Du 13 au 16 juillet 2015, des représentants politiques de haut niveau, y compris des chefs d’État et de gouvernement et des ministres des Finances, des Affaires étrangères et Coopération au Développement, se réuniront à Addis-Abeba, en Éthiopie, à la troisième Conférence internationale sur le financement du développement (FdD 3) pour se mettre d’accord sur la façon de surmonter les inégalités systémiques mondiales et la façon de financer la mise en œuvre complète des programmes internationaux de développement convenus. Pour veiller à ce que les délibérations sur le financement du développement soient significatives en Afrique, la société civile doit, de façon urgente, jeter les bases de la conversation.
Financement de quel type de développement en Afrique ? Pour qui ? Avec qui ? À quel coût ?
Alors que les deux premières décennies de développement post-colonial étaient dirigées par les États, les politiques de développement économique depuis la fin des années 1970 ont été déterminées par la pensée de la « communauté internationale » incarnée dans des récits construits pour légitimer leurs stratégies en Afrique. L’hégémonie néolibérale traduite par les politiques d’ajustement structurel s’est installée dans un contexte de crises financières et d’énergie, de volatilité des prix des matières premières et d’une série de manques. Plus récemment, un nouveau récit de « L’Afrique en essor », tout d’abord promu par The Economist en 2011, a été associé au retour de concepts tels que la « transformation structurelle » qui cherche à définir les débats sur le développement de l’Afrique aujourd’hui.
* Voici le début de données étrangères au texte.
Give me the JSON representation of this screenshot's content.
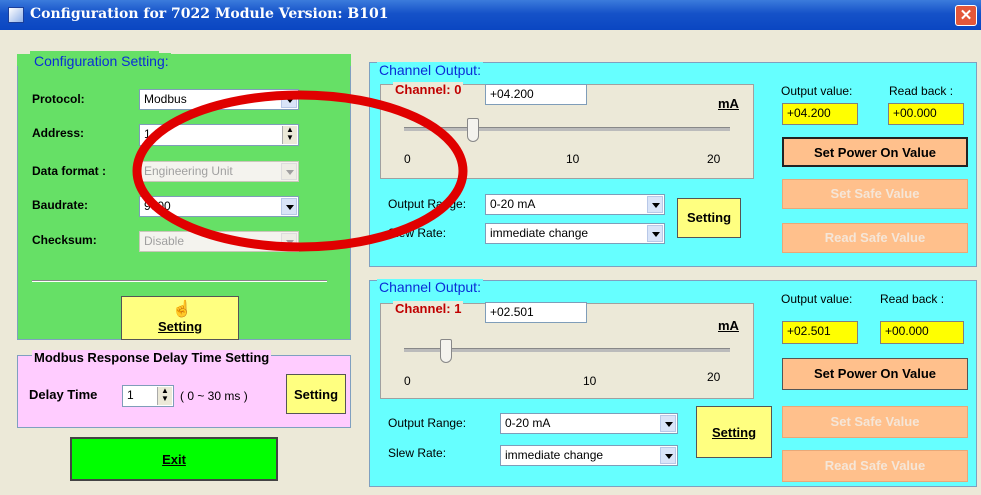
{
  "window": {
    "title": "Configuration for 7022 Module Version: B101"
  },
  "config": {
    "legend": "Configuration Setting:",
    "protocol_label": "Protocol:",
    "protocol_value": "Modbus",
    "address_label": "Address:",
    "address_value": "1",
    "dataformat_label": "Data format :",
    "dataformat_value": "Engineering Unit",
    "baudrate_label": "Baudrate:",
    "baudrate_value": "9600",
    "checksum_label": "Checksum:",
    "checksum_value": "Disable",
    "setting_button": "Setting"
  },
  "delay": {
    "legend": "Modbus Response Delay Time Setting",
    "label": "Delay Time",
    "value": "1",
    "range": "( 0 ~ 30 ms )",
    "setting_button": "Setting"
  },
  "exit_button": "Exit",
  "channels": [
    {
      "legend": "Channel Output:",
      "channel_label": "Channel: 0",
      "value": "+04.200",
      "unit": "mA",
      "slider_level_ma": 4.2,
      "scale": [
        "0",
        "10",
        "20"
      ],
      "output_range_label": "Output Range:",
      "output_range_value": "0-20 mA",
      "slew_rate_label": "Slew Rate:",
      "slew_rate_value": "immediate change",
      "setting_button": "Setting",
      "output_value_label": "Output value:",
      "read_back_label": "Read back :",
      "output_value": "+04.200",
      "read_back": "+00.000",
      "set_power_on_button": "Set Power On Value",
      "set_safe_button": "Set Safe Value",
      "read_safe_button": "Read Safe Value"
    },
    {
      "legend": "Channel Output:",
      "channel_label": "Channel: 1",
      "value": "+02.501",
      "unit": "mA",
      "slider_level_ma": 2.5,
      "scale": [
        "0",
        "10",
        "20"
      ],
      "output_range_label": "Output Range:",
      "output_range_value": "0-20 mA",
      "slew_rate_label": "Slew Rate:",
      "slew_rate_value": "immediate change",
      "setting_button": "Setting",
      "output_value_label": "Output value:",
      "read_back_label": "Read back :",
      "output_value": "+02.501",
      "read_back": "+00.000",
      "set_power_on_button": "Set Power On Value",
      "set_safe_button": "Set Safe Value",
      "read_safe_button": "Read Safe Value"
    }
  ],
  "colors": {
    "config_panel": "#66e066",
    "channel_panel": "#66ffff",
    "delay_panel": "#ffccff",
    "highlight_ellipse": "#e00000"
  }
}
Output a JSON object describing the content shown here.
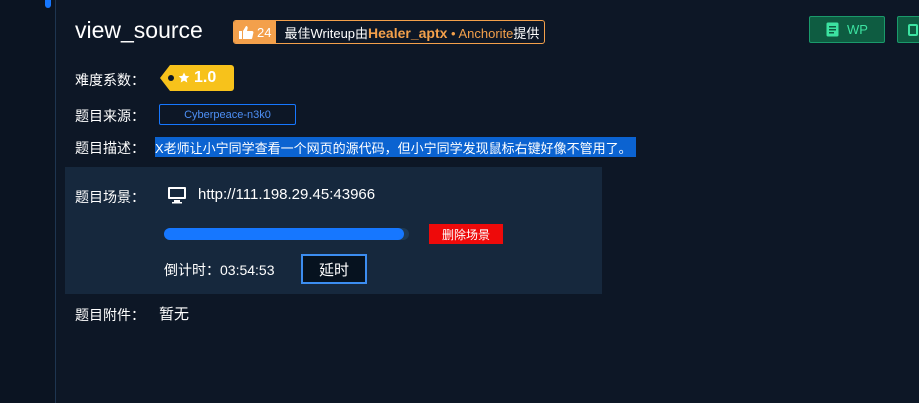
{
  "challenge": {
    "title": "view_source",
    "likes": "24",
    "writeup_prefix": "最佳Writeup由",
    "writeup_author": "Healer_aptx",
    "writeup_sep": " • ",
    "writeup_org": "Anchorite",
    "writeup_suffix": "提供",
    "wp_label": "WP"
  },
  "difficulty": {
    "label": "难度系数：",
    "value": "1.0",
    "color": "#f7c21b"
  },
  "source": {
    "label": "题目来源：",
    "value": "Cyberpeace-n3k0"
  },
  "description": {
    "label": "题目描述：",
    "value": "X老师让小宁同学查看一个网页的源代码，但小宁同学发现鼠标右键好像不管用了。"
  },
  "scene": {
    "label": "题目场景：",
    "url": "http://111.198.29.45:43966",
    "progress": 0.98,
    "delete_label": "删除场景",
    "countdown_label": "倒计时：",
    "countdown_value": "03:54:53",
    "extend_label": "延时"
  },
  "attachment": {
    "label": "题目附件：",
    "value": "暂无"
  },
  "colors": {
    "accent": "#1677ff",
    "warning": "#f3a04b",
    "danger": "#ee0a0a",
    "wp": "#3ce3a1"
  },
  "icons": [
    "thumbs-up-icon",
    "star-icon",
    "monitor-icon",
    "document-icon"
  ]
}
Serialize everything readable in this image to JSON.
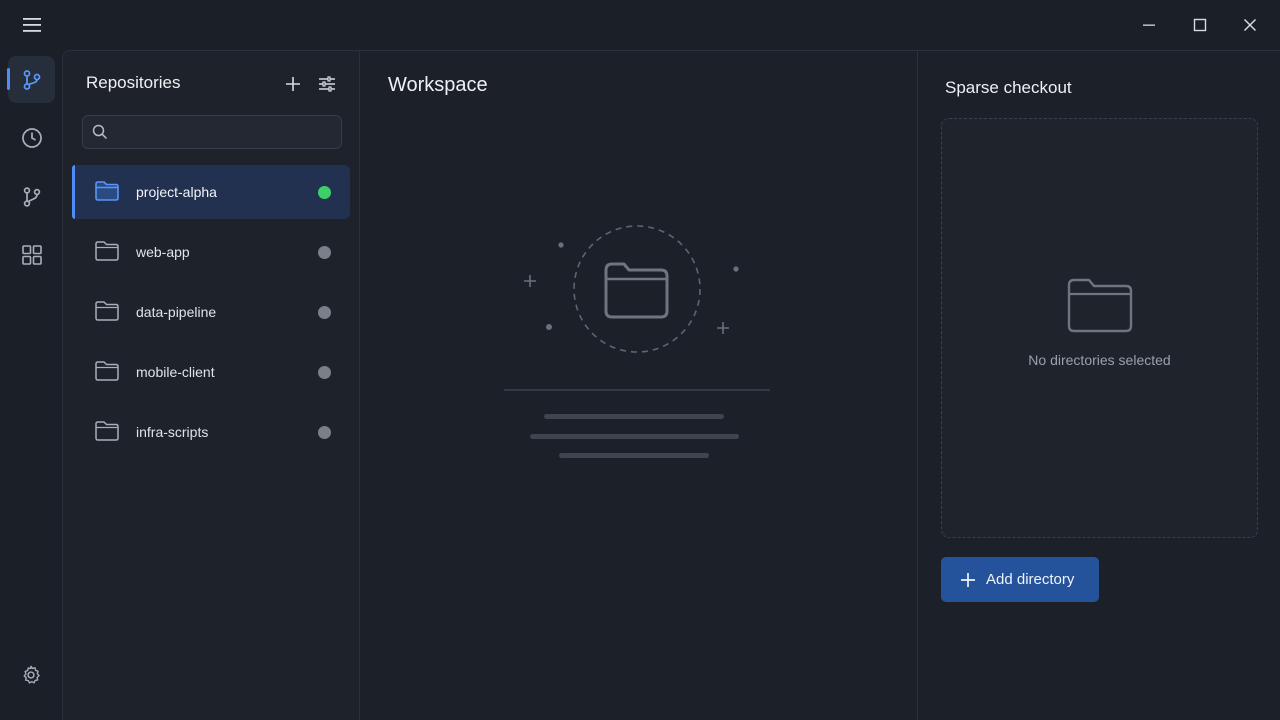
{
  "titlebar": {
    "menu_icon": "hamburger-icon",
    "controls": {
      "minimize_icon": "minimize-icon",
      "maximize_icon": "maximize-icon",
      "close_icon": "close-icon"
    }
  },
  "rail": {
    "items": [
      {
        "icon": "repository-icon",
        "active": true
      },
      {
        "icon": "history-icon",
        "active": false
      },
      {
        "icon": "branch-icon",
        "active": false
      },
      {
        "icon": "extensions-icon",
        "active": false
      }
    ],
    "settings_icon": "settings-icon"
  },
  "sidebar": {
    "title": "Repositories",
    "add_icon": "plus-icon",
    "filter_icon": "filter-icon",
    "search": {
      "placeholder": "",
      "value": "",
      "icon": "search-icon"
    },
    "repositories": [
      {
        "name": "project-alpha",
        "status": "online",
        "active": true
      },
      {
        "name": "web-app",
        "status": "offline",
        "active": false
      },
      {
        "name": "data-pipeline",
        "status": "offline",
        "active": false
      },
      {
        "name": "mobile-client",
        "status": "offline",
        "active": false
      },
      {
        "name": "infra-scripts",
        "status": "offline",
        "active": false
      }
    ],
    "colors": {
      "online": "#3fcf67",
      "offline": "#7a7f88",
      "accent": "#4f8cf6"
    }
  },
  "workspace": {
    "title": "Workspace",
    "empty_illustration_icon": "folder-icon"
  },
  "sparse_checkout": {
    "title": "Sparse checkout",
    "empty_text": "No directories selected",
    "empty_icon": "folder-icon",
    "add_button_label": "Add directory",
    "add_button_color": "#24539b"
  }
}
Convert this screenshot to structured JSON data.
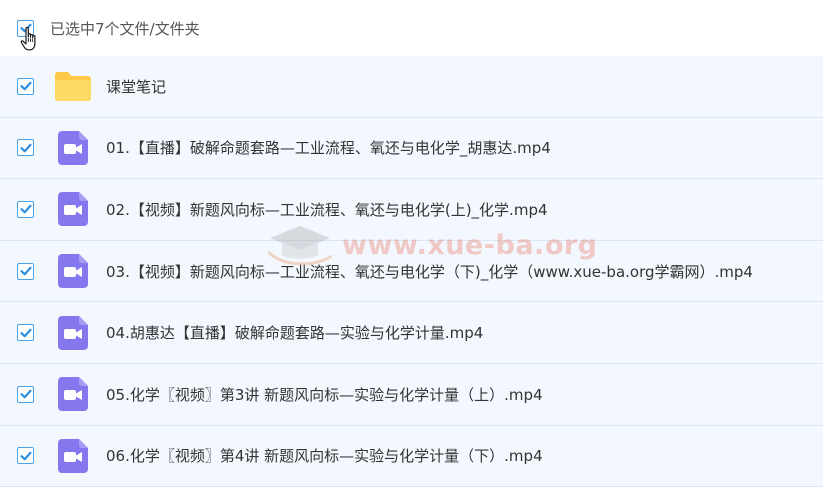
{
  "header": {
    "selection_label": "已选中7个文件/文件夹",
    "checked": true
  },
  "rows": [
    {
      "type": "folder",
      "icon": "folder-icon",
      "name": "课堂笔记",
      "checked": true
    },
    {
      "type": "video",
      "icon": "video-file-icon",
      "name": "01.【直播】破解命题套路—工业流程、氧还与电化学_胡惠达.mp4",
      "checked": true
    },
    {
      "type": "video",
      "icon": "video-file-icon",
      "name": "02.【视频】新题风向标—工业流程、氧还与电化学(上)_化学.mp4",
      "checked": true
    },
    {
      "type": "video",
      "icon": "video-file-icon",
      "name": "03.【视频】新题风向标—工业流程、氧还与电化学（下)_化学（www.xue-ba.org学霸网）.mp4",
      "checked": true
    },
    {
      "type": "video",
      "icon": "video-file-icon",
      "name": "04.胡惠达【直播】破解命题套路—实验与化学计量.mp4",
      "checked": true
    },
    {
      "type": "video",
      "icon": "video-file-icon",
      "name": "05.化学〖视频〗第3讲 新题风向标—实验与化学计量（上）.mp4",
      "checked": true
    },
    {
      "type": "video",
      "icon": "video-file-icon",
      "name": "06.化学〖视频〗第4讲 新题风向标—实验与化学计量（下）.mp4",
      "checked": true
    }
  ],
  "watermark": {
    "text": "www.xue-ba.org"
  },
  "colors": {
    "accent": "#3d9ae6",
    "row_bg": "#f3f8fe",
    "folder": "#ffd15c",
    "video_icon": "#8a7cf0"
  }
}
Ce nouveau récit est informé par l’optimisme africain actuel poussé par des taux de croissance économique élevés (4,5-5 % dans la période 2010 – 2015), inspiré en partie par l’amélioration de la gouvernance économique, l’augmentation de la demande intérieure et le pouvoir d’achat par une classe moyenne en pleine croissance, et de hauts prix des matières premières, qui ont l’air de changer les règles du jeu tout en défiant la perception traditionnelle de l’Afrique comme mal intégrée dans l’économie mondiale. L’Agenda 2063 de la Vision de l’Union africaine peut également être considérée comme faisant partie d’une prise de conscience croissante de la nécessité de projeter l’avenir du continent pour les 50 prochaines années.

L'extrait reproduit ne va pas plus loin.